La tesis que se dibuja con la apelación es que, a tenor de la doctrina del TJUE [se alude a la Sentencia (Sala Décima) de 25 de octubre de 2018, asunto Sciotto (C-331/17 )], 'no cabe otra opción' distinta a la de transformar 'la relación temporal abusiva mantenida con los funcionarios públicos' en una relación fija al haberse superado los 'plazos máximos' que establece el artículo 10 TREBEP. Considera que solo tal medida es 'efectiva, proporcionada y disuasoria' para sancionar el abuso producido.

16. Lo primero que debe significarse es que la propia parte recurrente admite la inexistencia en la legislación relativa al sector público de medida que permita la sanción de los abusos. Ni entiende aplicable a tal sector la indemnización prevista para el personal laboral privado [alude a la citada Sentencia de la Sala Tercera (Sección 4a) No 1426/2018, de 26 de septiembre (rec. 1305/2017 )] ni la transformación de la relación en 'indefinida no fija' le parece suficiente para la sanción que persigue. Justifica en esta última circunstancia el que se desistiese en la vista de la petición subsidiaria.

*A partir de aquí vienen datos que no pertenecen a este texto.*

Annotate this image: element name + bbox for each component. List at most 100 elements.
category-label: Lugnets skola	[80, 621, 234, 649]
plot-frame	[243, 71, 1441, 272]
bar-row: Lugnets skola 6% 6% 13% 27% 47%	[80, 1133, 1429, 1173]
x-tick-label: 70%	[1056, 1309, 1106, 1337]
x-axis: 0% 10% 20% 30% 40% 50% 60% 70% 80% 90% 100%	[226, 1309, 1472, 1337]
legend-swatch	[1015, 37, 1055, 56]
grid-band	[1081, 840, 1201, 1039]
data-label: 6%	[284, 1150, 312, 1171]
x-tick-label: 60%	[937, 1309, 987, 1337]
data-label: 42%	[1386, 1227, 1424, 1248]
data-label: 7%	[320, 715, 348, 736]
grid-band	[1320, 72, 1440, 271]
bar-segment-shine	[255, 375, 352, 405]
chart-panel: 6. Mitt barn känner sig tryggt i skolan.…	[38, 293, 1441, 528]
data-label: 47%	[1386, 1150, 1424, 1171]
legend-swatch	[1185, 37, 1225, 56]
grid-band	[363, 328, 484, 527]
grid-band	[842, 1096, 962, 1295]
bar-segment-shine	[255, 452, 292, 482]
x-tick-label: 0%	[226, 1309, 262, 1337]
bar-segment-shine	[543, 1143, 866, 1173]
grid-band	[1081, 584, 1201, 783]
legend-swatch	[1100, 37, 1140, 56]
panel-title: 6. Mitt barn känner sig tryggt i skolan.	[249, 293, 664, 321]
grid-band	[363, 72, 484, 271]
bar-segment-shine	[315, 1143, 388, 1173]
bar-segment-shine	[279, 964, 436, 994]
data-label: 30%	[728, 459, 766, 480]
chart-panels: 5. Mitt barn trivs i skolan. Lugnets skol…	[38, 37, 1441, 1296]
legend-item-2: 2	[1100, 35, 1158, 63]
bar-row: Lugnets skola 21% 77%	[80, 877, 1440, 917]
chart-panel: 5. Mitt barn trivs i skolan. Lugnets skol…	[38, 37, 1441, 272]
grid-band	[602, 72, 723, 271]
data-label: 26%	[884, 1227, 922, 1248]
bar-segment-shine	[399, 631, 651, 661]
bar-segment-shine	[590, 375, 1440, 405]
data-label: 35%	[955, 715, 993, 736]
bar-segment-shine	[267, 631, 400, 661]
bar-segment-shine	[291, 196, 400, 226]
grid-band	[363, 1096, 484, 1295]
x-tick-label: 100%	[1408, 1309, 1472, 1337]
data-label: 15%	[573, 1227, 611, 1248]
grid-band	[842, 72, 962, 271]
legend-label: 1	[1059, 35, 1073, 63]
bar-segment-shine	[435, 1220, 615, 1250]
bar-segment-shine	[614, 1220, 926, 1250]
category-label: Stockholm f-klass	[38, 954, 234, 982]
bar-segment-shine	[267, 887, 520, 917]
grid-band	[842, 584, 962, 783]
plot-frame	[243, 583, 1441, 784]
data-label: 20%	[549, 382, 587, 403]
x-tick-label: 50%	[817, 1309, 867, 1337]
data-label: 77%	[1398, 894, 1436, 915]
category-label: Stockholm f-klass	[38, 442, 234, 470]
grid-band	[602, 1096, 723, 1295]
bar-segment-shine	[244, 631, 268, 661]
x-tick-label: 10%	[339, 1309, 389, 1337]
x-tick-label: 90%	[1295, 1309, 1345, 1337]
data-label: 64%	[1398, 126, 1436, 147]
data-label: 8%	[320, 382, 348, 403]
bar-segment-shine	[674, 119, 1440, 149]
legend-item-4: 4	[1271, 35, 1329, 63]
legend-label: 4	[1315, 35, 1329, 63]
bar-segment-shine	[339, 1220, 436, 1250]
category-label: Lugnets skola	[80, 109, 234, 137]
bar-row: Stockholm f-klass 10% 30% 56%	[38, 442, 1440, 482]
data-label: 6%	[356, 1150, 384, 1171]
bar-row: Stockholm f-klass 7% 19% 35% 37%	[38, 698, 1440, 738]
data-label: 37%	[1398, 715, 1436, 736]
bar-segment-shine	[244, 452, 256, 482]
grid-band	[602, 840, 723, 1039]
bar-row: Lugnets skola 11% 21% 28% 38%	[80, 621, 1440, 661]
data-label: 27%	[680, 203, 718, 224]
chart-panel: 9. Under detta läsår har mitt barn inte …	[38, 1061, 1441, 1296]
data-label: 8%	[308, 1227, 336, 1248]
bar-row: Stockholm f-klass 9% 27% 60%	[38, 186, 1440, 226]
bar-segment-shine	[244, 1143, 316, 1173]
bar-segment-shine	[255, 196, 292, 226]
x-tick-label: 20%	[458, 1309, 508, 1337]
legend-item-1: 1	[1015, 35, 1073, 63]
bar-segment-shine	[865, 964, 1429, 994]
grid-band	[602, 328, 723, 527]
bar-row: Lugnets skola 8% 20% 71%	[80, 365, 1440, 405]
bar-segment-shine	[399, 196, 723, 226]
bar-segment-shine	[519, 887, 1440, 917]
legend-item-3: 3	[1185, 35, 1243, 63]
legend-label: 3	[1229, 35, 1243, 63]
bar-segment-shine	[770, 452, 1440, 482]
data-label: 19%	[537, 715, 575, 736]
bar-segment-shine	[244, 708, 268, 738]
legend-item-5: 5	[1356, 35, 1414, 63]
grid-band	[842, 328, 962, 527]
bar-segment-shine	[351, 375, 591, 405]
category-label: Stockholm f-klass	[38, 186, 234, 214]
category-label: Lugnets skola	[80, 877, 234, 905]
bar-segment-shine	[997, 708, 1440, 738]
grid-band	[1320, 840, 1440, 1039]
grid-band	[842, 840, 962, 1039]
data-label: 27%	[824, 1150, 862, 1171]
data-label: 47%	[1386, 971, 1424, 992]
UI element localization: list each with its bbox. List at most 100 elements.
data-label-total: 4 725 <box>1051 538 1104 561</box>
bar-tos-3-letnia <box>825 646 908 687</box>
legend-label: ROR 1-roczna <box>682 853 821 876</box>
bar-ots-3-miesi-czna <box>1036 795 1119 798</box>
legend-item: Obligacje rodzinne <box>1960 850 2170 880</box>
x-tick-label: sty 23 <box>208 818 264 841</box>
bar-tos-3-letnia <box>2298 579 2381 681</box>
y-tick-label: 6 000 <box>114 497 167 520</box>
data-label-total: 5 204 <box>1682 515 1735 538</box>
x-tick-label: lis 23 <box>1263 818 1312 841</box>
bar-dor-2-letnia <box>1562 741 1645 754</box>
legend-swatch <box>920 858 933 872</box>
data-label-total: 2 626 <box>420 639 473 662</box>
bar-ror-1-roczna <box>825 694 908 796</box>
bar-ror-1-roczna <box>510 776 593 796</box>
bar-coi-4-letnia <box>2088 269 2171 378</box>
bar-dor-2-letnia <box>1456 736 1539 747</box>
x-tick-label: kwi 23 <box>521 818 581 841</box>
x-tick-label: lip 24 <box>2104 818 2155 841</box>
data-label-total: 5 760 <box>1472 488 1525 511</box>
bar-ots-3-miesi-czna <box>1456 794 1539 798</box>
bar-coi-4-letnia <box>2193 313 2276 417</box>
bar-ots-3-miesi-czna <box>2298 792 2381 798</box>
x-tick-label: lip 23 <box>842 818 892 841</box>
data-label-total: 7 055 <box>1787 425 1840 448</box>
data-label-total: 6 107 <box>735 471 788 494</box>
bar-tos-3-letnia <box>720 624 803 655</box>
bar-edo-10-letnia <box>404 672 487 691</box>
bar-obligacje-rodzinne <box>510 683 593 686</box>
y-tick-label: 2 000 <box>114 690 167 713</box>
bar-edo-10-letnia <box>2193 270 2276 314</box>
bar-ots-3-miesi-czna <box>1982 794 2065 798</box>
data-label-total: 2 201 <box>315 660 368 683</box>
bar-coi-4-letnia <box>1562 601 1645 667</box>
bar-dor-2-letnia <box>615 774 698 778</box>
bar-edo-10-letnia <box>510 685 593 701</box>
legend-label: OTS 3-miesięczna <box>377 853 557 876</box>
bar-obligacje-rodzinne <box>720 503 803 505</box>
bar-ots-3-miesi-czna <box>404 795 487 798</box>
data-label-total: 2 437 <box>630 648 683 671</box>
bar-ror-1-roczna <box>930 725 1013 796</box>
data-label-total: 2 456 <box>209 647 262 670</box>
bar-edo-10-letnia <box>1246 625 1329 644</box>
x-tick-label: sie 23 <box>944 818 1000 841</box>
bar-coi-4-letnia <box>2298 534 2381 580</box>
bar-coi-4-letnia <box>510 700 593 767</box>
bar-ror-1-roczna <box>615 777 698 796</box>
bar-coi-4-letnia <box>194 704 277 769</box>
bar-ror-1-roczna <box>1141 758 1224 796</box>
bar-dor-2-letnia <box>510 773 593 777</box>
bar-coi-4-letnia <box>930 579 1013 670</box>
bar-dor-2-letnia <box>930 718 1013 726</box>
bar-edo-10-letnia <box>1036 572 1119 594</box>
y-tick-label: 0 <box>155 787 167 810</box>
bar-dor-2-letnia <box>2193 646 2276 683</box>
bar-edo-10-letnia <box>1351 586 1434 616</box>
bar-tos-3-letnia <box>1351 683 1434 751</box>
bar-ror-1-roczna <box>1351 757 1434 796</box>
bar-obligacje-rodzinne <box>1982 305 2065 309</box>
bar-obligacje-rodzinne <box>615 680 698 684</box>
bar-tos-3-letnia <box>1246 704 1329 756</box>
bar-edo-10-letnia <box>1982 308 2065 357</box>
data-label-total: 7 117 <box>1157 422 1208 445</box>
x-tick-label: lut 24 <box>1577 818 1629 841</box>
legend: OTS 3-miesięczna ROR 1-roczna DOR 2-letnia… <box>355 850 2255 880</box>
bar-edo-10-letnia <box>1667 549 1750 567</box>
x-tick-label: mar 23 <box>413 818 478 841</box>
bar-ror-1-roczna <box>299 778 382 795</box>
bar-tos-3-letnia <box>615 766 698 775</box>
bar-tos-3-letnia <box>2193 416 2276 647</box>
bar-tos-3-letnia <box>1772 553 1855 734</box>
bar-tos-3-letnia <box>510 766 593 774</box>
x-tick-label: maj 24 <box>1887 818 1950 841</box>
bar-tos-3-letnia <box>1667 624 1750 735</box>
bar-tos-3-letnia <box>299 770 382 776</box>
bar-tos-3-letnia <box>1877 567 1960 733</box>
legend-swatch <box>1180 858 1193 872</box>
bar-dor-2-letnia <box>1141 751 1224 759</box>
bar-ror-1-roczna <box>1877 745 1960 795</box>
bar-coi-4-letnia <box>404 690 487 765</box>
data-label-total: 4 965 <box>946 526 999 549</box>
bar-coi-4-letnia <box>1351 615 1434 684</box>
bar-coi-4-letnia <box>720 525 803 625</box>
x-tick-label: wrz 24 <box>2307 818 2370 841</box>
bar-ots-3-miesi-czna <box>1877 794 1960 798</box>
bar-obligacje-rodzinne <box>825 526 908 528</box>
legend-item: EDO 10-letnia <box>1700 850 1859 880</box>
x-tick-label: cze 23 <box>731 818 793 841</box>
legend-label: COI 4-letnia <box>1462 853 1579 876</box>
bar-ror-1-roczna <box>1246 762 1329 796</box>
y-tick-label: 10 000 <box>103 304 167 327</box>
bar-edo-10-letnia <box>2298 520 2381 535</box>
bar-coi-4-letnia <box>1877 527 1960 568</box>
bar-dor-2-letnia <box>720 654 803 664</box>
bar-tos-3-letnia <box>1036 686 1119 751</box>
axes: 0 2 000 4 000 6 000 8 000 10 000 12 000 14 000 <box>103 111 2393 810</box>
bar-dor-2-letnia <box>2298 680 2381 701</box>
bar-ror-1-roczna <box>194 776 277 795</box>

De esta forma y planteada en esos términos la pretensión que se actúa, llama la atención que se inste la declaración de fijeza de la relación aun cuando no aparezca prevista como medida para la prevención y sanción del abuso. Y que se haga esa elección descartando las otras alternativas que la propia parte pone sobre la mesa precisamente porque tampoco estarían contempladas.

17. El deber de congruencia exige de la necesaria conformidad que ha de existir entre la Sentencia y la pretensión de la parte que constituye el objeto del proceso, es decir, consiste la congruencia en la adecuación o ajuste entre lo resuelto por la Sentencia y los términos en que las partes han formulado sus pretensiones, de forma que incurre en incongruencia la Sentencia que otorgue más o menos o cosa distinta de lo pretendido por las partes [en tal sentido, por todas, Sentencia de la Sala Tercera (Sección 6a) de 7 de octubre de 2013 (rec. 6871/2010 )].

Ello obliga a circunscribir en la presente alzada la respuesta a dispensar a si procede o no declarar 'fija' la relación que vincula a la apelante con la Administración. Ninguna otra alternativa ha planteado la recurrente y, por tanto, ninguna otra puede abordarse.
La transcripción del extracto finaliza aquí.